The problem against Colorado was not strictly the fault of the defense, given Nebraska's four turnovers, but the Buffaloes ran for 380 yards, passed for 202 more and scored four times in the first quarter, including twice in a span of 30 seconds.

"You don't want anything like that to ever happen again," Craver said. "That game was completely embarrassing. You know that whatever you did you have to do better the next time out."

One thing Solich said he hasn't done is use the Colorado game to motivate his players.

"We've not built our program around building from a loss," Solich said. "We've always taken wins, looked at why we won and moved on. We looked at why we lost and moved on. We haven't used it as an ongoing thing."

As much as the Cornhuskers want to show that their defensive performance against Colorado was an aberration, proving that against Miami will be difficult.

The Hurricanes boast one of the most balanced and potent offenses in the country, their school-record 43.2-point scoring average bolstered by wins of 59-0 over Syracuse and 65-7 over Washington.

Nebraska defensive coordinator Craig Bohl knows what the Cornhuskers are up against in trying to slow Miami.

If they blitz quarterback Ken Dorsey, they leave Nebraska's corners in man-to-man coverage against wide-out Andre Johnson and the other dangerous receivers. If they focus on tailback Clinton Portis, they risk Dorsey finding tight end Jeremy Shockey.

"Every defensive back wishes they could play against the best receivers," said Craver, a second-team All-American. "It's going to be a big challenge for us."

The biggest challenge could be Shockey, a 6-6, 236-pound junior who finished second to Colorado's Daniel Graham in the voting for the John Mackey Award, given to the nation's top tight end.
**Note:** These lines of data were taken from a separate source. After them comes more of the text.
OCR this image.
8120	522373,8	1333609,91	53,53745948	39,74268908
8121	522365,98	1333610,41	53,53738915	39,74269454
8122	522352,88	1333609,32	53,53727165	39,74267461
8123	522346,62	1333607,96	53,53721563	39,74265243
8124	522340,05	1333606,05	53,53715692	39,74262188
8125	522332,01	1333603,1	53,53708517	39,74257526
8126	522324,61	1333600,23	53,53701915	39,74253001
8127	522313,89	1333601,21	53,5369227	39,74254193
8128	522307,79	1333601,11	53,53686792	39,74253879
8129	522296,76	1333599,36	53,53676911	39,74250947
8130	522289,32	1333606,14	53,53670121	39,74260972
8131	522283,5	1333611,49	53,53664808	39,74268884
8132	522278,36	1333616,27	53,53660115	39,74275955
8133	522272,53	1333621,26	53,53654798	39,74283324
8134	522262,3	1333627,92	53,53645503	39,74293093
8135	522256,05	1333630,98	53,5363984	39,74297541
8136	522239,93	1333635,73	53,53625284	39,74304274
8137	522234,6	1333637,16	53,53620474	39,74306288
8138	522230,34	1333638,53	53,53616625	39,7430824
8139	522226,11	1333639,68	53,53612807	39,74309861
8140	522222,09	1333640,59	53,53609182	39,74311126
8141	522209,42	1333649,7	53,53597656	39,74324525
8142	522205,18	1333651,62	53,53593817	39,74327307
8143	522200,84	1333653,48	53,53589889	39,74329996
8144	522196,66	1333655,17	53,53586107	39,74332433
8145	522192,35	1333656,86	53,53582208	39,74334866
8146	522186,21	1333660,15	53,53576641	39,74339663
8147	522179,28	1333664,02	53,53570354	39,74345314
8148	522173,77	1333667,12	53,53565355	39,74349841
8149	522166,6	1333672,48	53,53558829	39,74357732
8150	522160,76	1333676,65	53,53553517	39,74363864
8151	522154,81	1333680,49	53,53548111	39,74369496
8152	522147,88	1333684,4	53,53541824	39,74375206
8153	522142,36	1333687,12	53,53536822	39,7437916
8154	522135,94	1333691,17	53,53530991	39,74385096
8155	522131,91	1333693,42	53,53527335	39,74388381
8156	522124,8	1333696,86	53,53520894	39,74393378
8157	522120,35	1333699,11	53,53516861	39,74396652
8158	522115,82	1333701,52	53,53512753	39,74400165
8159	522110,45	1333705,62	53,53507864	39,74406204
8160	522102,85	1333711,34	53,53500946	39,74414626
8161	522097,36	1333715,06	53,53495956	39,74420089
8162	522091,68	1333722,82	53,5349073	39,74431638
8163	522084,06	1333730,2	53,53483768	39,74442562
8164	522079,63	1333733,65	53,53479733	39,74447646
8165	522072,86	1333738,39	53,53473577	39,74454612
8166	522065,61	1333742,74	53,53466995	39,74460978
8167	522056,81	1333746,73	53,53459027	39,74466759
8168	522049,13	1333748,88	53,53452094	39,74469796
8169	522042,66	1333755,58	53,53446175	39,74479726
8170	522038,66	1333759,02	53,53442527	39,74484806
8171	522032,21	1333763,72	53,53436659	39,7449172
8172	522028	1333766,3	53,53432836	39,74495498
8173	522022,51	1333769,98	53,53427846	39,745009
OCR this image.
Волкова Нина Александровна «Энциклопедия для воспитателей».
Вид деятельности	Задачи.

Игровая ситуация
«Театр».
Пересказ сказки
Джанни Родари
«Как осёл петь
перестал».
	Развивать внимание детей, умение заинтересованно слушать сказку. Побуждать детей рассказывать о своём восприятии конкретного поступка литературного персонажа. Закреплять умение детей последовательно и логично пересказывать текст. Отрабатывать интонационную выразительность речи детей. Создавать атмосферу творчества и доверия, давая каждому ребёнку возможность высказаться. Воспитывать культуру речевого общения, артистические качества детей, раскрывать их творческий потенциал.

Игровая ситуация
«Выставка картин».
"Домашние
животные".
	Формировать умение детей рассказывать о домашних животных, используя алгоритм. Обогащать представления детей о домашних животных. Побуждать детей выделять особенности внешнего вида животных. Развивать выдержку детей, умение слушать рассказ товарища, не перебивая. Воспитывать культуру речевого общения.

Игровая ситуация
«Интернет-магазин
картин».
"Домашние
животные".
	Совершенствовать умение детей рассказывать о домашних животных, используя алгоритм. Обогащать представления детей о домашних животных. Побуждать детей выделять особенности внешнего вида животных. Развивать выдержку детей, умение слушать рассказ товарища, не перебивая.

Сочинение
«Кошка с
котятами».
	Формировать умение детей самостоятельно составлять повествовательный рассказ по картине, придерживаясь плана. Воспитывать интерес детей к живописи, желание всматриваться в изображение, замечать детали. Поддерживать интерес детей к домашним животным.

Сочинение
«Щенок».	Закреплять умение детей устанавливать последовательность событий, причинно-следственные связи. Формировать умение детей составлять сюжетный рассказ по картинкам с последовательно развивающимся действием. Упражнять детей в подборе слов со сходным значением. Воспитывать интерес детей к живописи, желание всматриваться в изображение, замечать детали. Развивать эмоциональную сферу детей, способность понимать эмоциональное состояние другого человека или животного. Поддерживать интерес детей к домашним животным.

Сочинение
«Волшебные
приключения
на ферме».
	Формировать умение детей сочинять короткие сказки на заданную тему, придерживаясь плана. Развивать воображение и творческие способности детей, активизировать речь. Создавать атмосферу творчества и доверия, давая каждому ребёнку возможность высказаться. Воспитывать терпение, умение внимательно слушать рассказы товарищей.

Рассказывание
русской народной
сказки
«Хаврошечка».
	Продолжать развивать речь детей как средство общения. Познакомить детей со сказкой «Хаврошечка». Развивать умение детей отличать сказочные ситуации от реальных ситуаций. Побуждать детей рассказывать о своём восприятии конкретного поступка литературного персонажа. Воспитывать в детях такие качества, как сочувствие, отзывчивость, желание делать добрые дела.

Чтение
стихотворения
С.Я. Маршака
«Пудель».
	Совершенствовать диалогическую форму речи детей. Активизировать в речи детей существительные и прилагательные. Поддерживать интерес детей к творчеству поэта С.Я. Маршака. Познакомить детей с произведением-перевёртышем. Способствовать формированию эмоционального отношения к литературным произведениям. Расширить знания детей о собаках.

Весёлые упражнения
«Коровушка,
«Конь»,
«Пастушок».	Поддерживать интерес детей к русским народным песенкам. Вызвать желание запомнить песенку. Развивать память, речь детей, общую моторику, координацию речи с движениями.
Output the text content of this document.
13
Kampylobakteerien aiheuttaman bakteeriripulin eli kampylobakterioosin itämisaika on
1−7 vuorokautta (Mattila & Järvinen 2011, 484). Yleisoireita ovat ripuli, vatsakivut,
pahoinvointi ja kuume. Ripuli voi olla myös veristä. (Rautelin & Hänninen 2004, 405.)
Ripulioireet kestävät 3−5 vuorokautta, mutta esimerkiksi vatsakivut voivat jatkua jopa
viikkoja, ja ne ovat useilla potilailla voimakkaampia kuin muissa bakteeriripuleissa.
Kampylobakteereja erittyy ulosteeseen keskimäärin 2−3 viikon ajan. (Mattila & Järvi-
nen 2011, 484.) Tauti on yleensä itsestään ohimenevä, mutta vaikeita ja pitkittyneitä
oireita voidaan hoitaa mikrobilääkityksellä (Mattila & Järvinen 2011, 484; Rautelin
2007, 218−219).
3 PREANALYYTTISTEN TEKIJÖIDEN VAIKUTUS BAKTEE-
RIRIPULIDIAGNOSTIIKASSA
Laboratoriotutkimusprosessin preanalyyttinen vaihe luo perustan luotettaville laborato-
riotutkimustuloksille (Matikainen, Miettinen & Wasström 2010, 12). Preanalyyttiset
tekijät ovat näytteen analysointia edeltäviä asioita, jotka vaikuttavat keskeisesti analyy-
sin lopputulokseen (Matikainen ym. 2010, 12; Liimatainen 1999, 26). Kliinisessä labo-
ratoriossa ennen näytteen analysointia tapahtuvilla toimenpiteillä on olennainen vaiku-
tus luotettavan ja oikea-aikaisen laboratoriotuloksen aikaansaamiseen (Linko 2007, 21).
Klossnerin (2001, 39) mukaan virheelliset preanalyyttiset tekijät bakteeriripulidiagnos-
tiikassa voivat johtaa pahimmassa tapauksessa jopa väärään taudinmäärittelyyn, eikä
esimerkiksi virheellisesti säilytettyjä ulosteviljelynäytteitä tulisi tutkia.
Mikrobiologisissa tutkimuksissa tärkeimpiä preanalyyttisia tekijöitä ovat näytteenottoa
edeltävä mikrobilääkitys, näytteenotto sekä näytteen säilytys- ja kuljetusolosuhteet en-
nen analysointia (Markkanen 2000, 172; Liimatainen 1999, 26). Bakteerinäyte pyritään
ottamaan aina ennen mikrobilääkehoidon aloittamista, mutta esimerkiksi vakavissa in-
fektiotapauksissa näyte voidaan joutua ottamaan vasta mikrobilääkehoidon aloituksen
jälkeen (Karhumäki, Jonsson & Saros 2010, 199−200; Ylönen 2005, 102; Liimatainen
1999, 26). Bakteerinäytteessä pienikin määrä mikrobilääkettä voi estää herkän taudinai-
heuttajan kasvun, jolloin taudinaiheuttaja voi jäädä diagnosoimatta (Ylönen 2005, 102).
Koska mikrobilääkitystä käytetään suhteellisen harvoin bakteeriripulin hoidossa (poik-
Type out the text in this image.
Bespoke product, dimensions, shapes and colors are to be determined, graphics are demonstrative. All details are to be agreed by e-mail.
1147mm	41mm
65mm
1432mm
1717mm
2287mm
Graham tore up the Cornhuskers for 121 yards on four catches, including a 21-yard touchdown pass in the opening quarter.

Bohl said the mind-set going into the Rose Bowl is a bit different from what these Cornhuskers are accustomed to in postseason appearances. They are eight-point underdogs, for starters.

And they will be coming into the game off a blowout defeat. No matter how they try to distance themselves from that Colorado game, somebody is there to remind them.

"Certainly when you underachieve, which is how we felt we did in our last game, there is a feeling that you want to come back and achieve well," Bohl said. "Watching the Miami tape, we know what kind of challenge we have. There was no problem getting them focused. This is an opportunity for us to win a national championship."